This is just a quick draft that I’ll expand later tonight…
To keep this simple, I’ll use “thread” here in a sense that is synonymous with “process” or “task”, in that it’s simply a concurrent path of execution, using whatever ready mechanism is provided by your chose programming-language.
A lot of developers, even those with substantial experience, often turn to “multi-threaded” methods in their designs to handle the scaling-out of their program’s workloads. I submit that this ought to be approached in a more circumspect way.
Allocating your program’s work to more threads, can be counter-productive. I’ll explain with a simplistic example..
Let’s say your program is to serve users who log on and make requests. You have already dedicated threads to such major areas as the UI and writing a log. Now, when each user comes on and needs the program to serve his requests, you spawn a new thread that is dedicated to that user, and retire it afterward. Let’s also assume that you have already optimized this somewhat by using a thread-pool, to avoid the overhead of creating and destroying thread-objects for each user-logon.

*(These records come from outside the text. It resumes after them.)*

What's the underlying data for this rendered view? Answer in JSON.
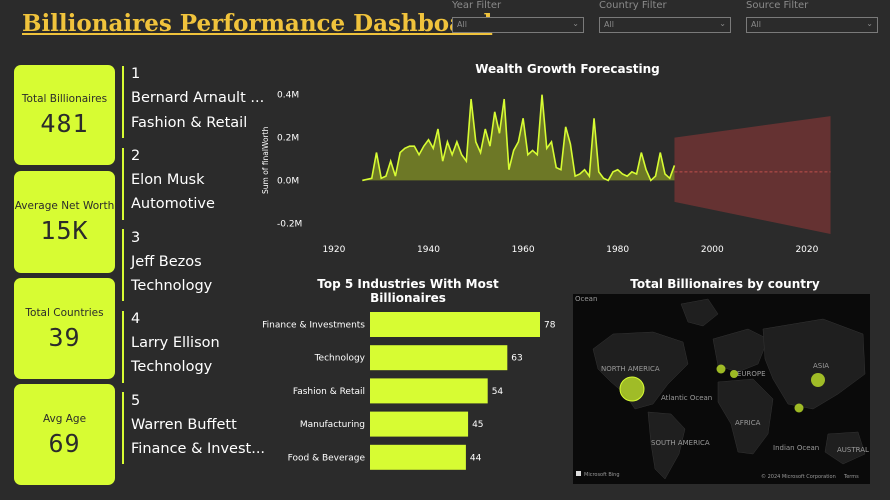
{
  "header": {
    "title": "Billionaires Performance Dashboard"
  },
  "filters": [
    {
      "label": "Year Filter",
      "value": "All"
    },
    {
      "label": "Country Filter",
      "value": "All"
    },
    {
      "label": "Source Filter",
      "value": "All"
    }
  ],
  "kpis": [
    {
      "label": "Total Billionaires",
      "value": "481"
    },
    {
      "label": "Average Net Worth",
      "value": "15K"
    },
    {
      "label": "Total Countries",
      "value": "39"
    },
    {
      "label": "Avg Age",
      "value": "69"
    }
  ],
  "rankings": [
    {
      "rank": "1",
      "name": "Bernard Arnault ...",
      "industry": "Fashion & Retail"
    },
    {
      "rank": "2",
      "name": "Elon Musk",
      "industry": "Automotive"
    },
    {
      "rank": "3",
      "name": "Jeff Bezos",
      "industry": "Technology"
    },
    {
      "rank": "4",
      "name": "Larry Ellison",
      "industry": "Technology"
    },
    {
      "rank": "5",
      "name": "Warren Buffett",
      "industry": "Finance & Invest..."
    }
  ],
  "colors": {
    "accent": "#d7fc33",
    "title": "#f0c33c",
    "background": "#2b2b2b",
    "forecast": "#7a3535"
  },
  "chart_data": [
    {
      "type": "area",
      "title": "Wealth Growth Forecasting",
      "ylabel": "Sum of finalWorth",
      "xlabel": "",
      "xlim": [
        1916,
        2027
      ],
      "ylim": [
        -0.25,
        0.45
      ],
      "x_ticks": [
        "1920",
        "1940",
        "1960",
        "1980",
        "2000",
        "2020"
      ],
      "y_ticks": [
        "0.4M",
        "0.2M",
        "0.0M",
        "-0.2M"
      ],
      "series": [
        {
          "x": [
            1926,
            1928,
            1929,
            1930,
            1931,
            1932,
            1933,
            1934,
            1935,
            1936,
            1937,
            1938,
            1939,
            1940,
            1941,
            1942,
            1943,
            1944,
            1945,
            1946,
            1947,
            1948,
            1949,
            1950,
            1951,
            1952,
            1953,
            1954,
            1955,
            1956,
            1957,
            1958,
            1959,
            1960,
            1961,
            1962,
            1963,
            1964,
            1965,
            1966,
            1967,
            1968,
            1969,
            1970,
            1971,
            1972,
            1973,
            1974,
            1975,
            1976,
            1977,
            1978,
            1979,
            1980,
            1981,
            1982,
            1983,
            1984,
            1985,
            1986,
            1987,
            1988,
            1989,
            1990,
            1991,
            1992
          ],
          "y": [
            0.0,
            0.01,
            0.13,
            0.01,
            0.02,
            0.09,
            0.02,
            0.13,
            0.15,
            0.16,
            0.16,
            0.12,
            0.16,
            0.19,
            0.15,
            0.24,
            0.09,
            0.18,
            0.12,
            0.18,
            0.12,
            0.09,
            0.38,
            0.18,
            0.13,
            0.24,
            0.16,
            0.32,
            0.22,
            0.38,
            0.05,
            0.14,
            0.18,
            0.29,
            0.12,
            0.14,
            0.12,
            0.4,
            0.15,
            0.18,
            0.06,
            0.05,
            0.25,
            0.17,
            0.02,
            0.03,
            0.05,
            0.02,
            0.29,
            0.04,
            0.01,
            0.0,
            0.04,
            0.05,
            0.03,
            0.02,
            0.04,
            0.03,
            0.13,
            0.05,
            0.0,
            0.02,
            0.13,
            0.03,
            0.01,
            0.07
          ]
        }
      ],
      "forecast": {
        "x_start": 1992,
        "x_end": 2025,
        "center": 0.04,
        "upper_start": 0.2,
        "upper_end": 0.3,
        "lower_start": -0.1,
        "lower_end": -0.25
      }
    },
    {
      "type": "bar",
      "title": "Top 5 Industries With Most Billionaires",
      "categories": [
        "Finance & Investments",
        "Technology",
        "Fashion & Retail",
        "Manufacturing",
        "Food & Beverage"
      ],
      "values": [
        78,
        63,
        54,
        45,
        44
      ],
      "xlim": [
        0,
        78
      ]
    }
  ],
  "map": {
    "title": "Total Billionaires by country",
    "labels": [
      "NORTH AMERICA",
      "EUROPE",
      "ASIA",
      "AFRICA",
      "SOUTH AMERICA",
      "Atlantic Ocean",
      "Indian Ocean",
      "Ocean",
      "AUSTRAL"
    ],
    "credits": {
      "brand": "Microsoft Bing",
      "copyright": "© 2024 Microsoft Corporation",
      "terms": "Terms"
    },
    "bubbles": [
      {
        "region": "United States",
        "size": "large"
      },
      {
        "region": "United Kingdom",
        "size": "small"
      },
      {
        "region": "France",
        "size": "small"
      },
      {
        "region": "China",
        "size": "medium"
      },
      {
        "region": "India",
        "size": "small"
      }
    ]
  }
}
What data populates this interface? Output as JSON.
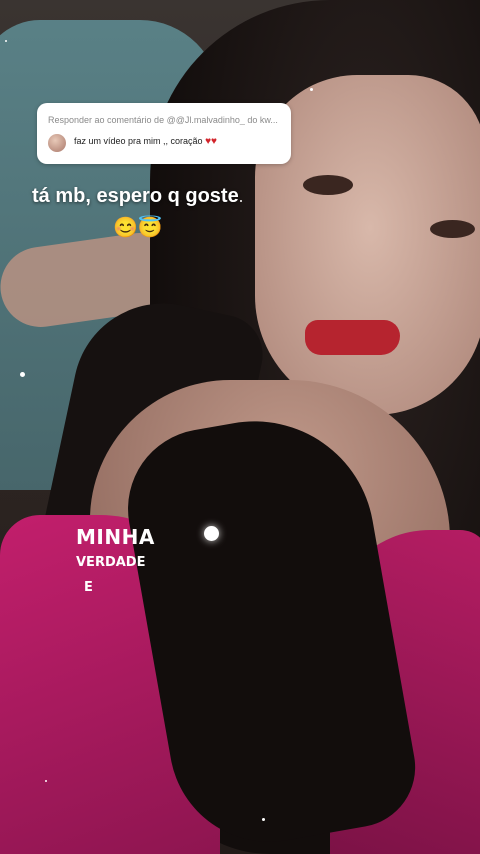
{
  "reply": {
    "title": "Responder ao comentário de @@Jl.malvadinho_ do kw...",
    "comment": "faz um vídeo pra mim ,, coração",
    "hearts": "♥♥"
  },
  "caption": {
    "text": "tá mb, espero q goste",
    "emojis": "😊😇"
  },
  "lyrics": {
    "line1": "MINHA",
    "line2": "VERDADE",
    "line3": "E"
  },
  "colors": {
    "heart": "#d2232a",
    "shirt": "#c21f6c",
    "hair": "#1a1412"
  }
}
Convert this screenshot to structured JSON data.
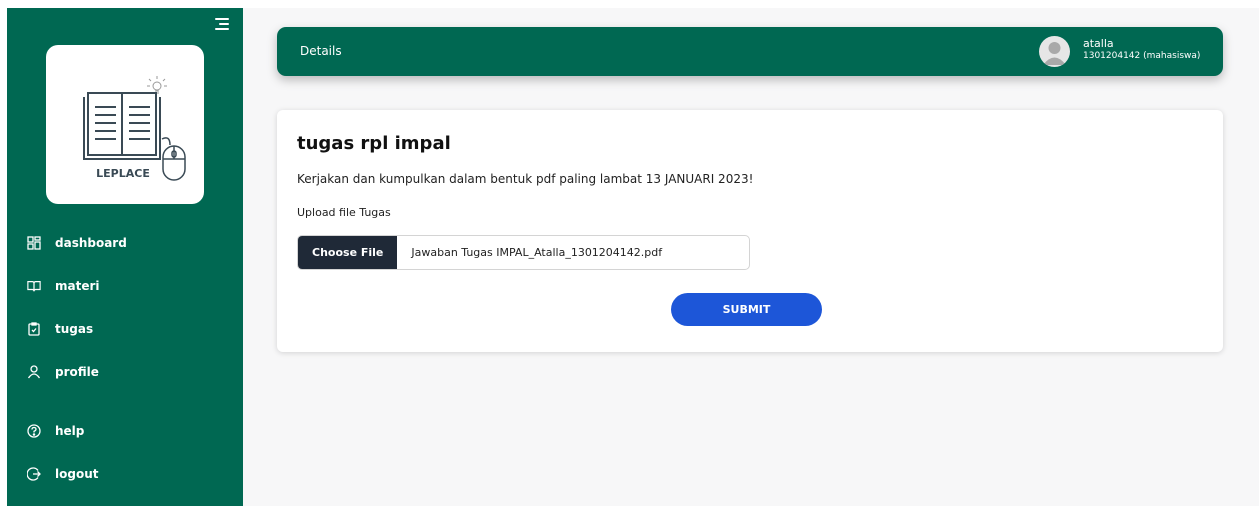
{
  "sidebar": {
    "logo_text": "LEPLACE",
    "items": [
      {
        "label": "dashboard",
        "icon": "dashboard-icon"
      },
      {
        "label": "materi",
        "icon": "book-icon"
      },
      {
        "label": "tugas",
        "icon": "clipboard-icon"
      },
      {
        "label": "profile",
        "icon": "user-icon"
      },
      {
        "label": "help",
        "icon": "help-icon"
      },
      {
        "label": "logout",
        "icon": "logout-icon"
      }
    ]
  },
  "header": {
    "title": "Details",
    "user_name": "atalla",
    "user_id": "1301204142 (mahasiswa)"
  },
  "task": {
    "title": "tugas rpl impal",
    "description": "Kerjakan dan kumpulkan dalam bentuk pdf paling lambat 13 JANUARI 2023!",
    "upload_label": "Upload file Tugas",
    "choose_file_label": "Choose File",
    "file_name": "Jawaban Tugas IMPAL_Atalla_1301204142.pdf",
    "submit_label": "SUBMIT"
  },
  "colors": {
    "brand_green": "#006852",
    "submit_blue": "#1d56d8",
    "file_button": "#1f2937"
  }
}
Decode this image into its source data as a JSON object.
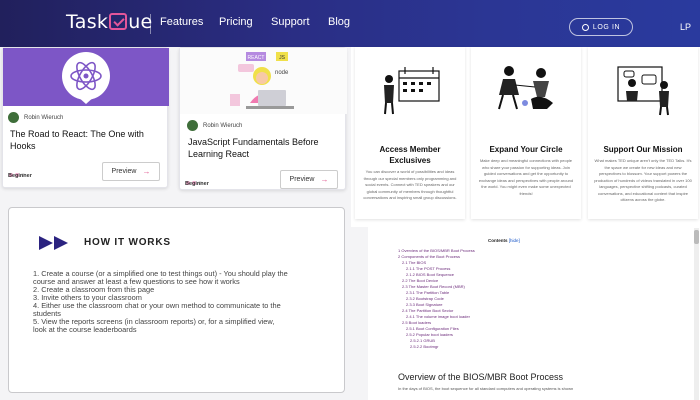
{
  "nav": {
    "logo": {
      "pre": "Task",
      "post": "ue"
    },
    "links": [
      "Features",
      "Pricing",
      "Support",
      "Blog"
    ],
    "login": "LOG IN",
    "extra": "LP"
  },
  "courses": [
    {
      "author": "Robin Wieruch",
      "title": "The Road to React: The One with Hooks",
      "level": "Beginner",
      "preview": "Preview",
      "arrow": "→"
    },
    {
      "author": "Robin Wieruch",
      "title": "JavaScript Fundamentals Before Learning React",
      "level": "Beginner",
      "preview": "Preview",
      "arrow": "→",
      "badges": [
        "REACT",
        "JS",
        "node"
      ]
    }
  ],
  "features": [
    {
      "title": "Access Member Exclusives",
      "text": "You can discover a world of possibilities and ideas through our special members only programming and social events. Connect with TED speakers and our global community of members through thoughtful conversations and inspiring small group discussions."
    },
    {
      "title": "Expand Your Circle",
      "text": "Make deep and meaningful connections with people who share your passion for supporting ideas. Join guided conversations and get the opportunity to exchange ideas and perspectives with people around the world. You might even make some unexpected friends!"
    },
    {
      "title": "Support Our Mission",
      "text": "What makes TED unique aren't only the TED Talks. It's the space we create for new ideas and new perspectives to blossom. Your support powers the production of hundreds of videos translated in over 100 languages, perspective shifting podcasts, curated conversations, and educational content that inspire citizens across the globe."
    }
  ],
  "how": {
    "title": "HOW IT WORKS",
    "steps": [
      "1.  Create a course (or a simplified one to test things out) - You should play the",
      "     course and answer at least a few questions to see how it works",
      "2.  Create a classroom from this page",
      "3.  Invite others to your classroom",
      "4.  Either use the classroom chat or your own method to communicate to the",
      "     students",
      "5.  View the reports screens (in classroom reports) or, for a simplified view,",
      "     look at the course leaderboards"
    ]
  },
  "doc": {
    "contents_label": "Contents",
    "contents_link": "[hide]",
    "toc": [
      "1 Overview of the BIOS/MBR Boot Process",
      "2 Components of the Boot Process",
      "  2.1 The BIOS",
      "    2.1.1 The POST Process",
      "    2.1.2 BIOS Boot Sequence",
      "  2.2 The Boot Device",
      "  2.3 The Master Boot Record (MBR)",
      "    2.3.1 The Partition Table",
      "    2.3.2 Bootstrap Code",
      "    2.3.3 Boot Signature",
      "  2.4 The Partition Boot Sector",
      "    2.4.1 The volume image boot loader",
      "  2.5 Boot loaders",
      "    2.5.1 Boot Configuration Files",
      "    2.5.2 Popular boot loaders",
      "      2.5.2.1 GRUB",
      "      2.5.2.2 Bootmgr"
    ],
    "heading": "Overview of the BIOS/MBR Boot Process",
    "body": "In the days of BIOS, the boot sequence for all standard computers and operating systems is shown"
  }
}
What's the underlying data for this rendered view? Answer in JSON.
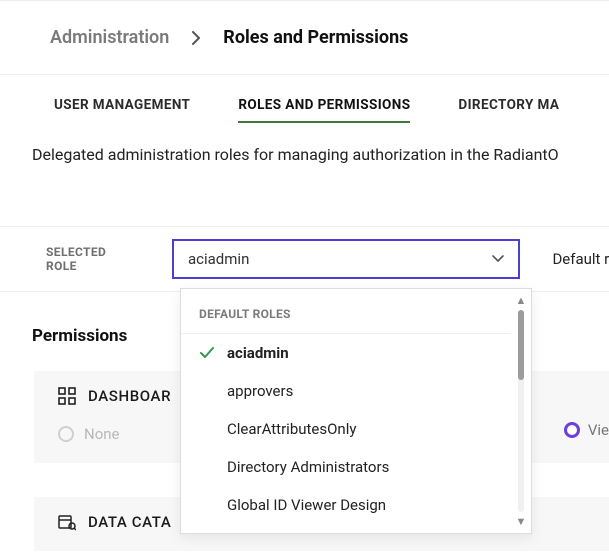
{
  "breadcrumb": {
    "parent": "Administration",
    "current": "Roles and Permissions"
  },
  "tabs": {
    "user_mgmt": "USER MANAGEMENT",
    "roles": "ROLES AND PERMISSIONS",
    "directory": "DIRECTORY MA"
  },
  "description": "Delegated administration roles for managing authorization in the RadiantO",
  "selected_role_label": "SELECTED ROLE",
  "selected_role_value": "aciadmin",
  "default_link": "Default r",
  "dropdown": {
    "heading": "DEFAULT ROLES",
    "items": [
      {
        "label": "aciadmin",
        "selected": true
      },
      {
        "label": "approvers",
        "selected": false
      },
      {
        "label": "ClearAttributesOnly",
        "selected": false
      },
      {
        "label": "Directory Administrators",
        "selected": false
      },
      {
        "label": "Global ID Viewer Design",
        "selected": false
      }
    ]
  },
  "permissions_title": "Permissions",
  "card_dashboard": "DASHBOAR",
  "card_none": "None",
  "card_vie": "Vie",
  "card_data": "DATA CATA"
}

The problem, here, is that no matter which CPU your program is running on, you only have but a few cores, and thus but a few threads, that can run concurrently. Your server might be running an Intel i7 that has 4 cores and 8 threads available (at most). What will happen if 300 users suddenly want to logon and make requests? 1-3 of them may get served fairly quickly, and then the rest are frozen, their processing-threads blocked while awaiting the others to complete. If these block awaiting access to low-level resources such as the disk or database, you may have race-conditions, or just a massive logjam that fails completely.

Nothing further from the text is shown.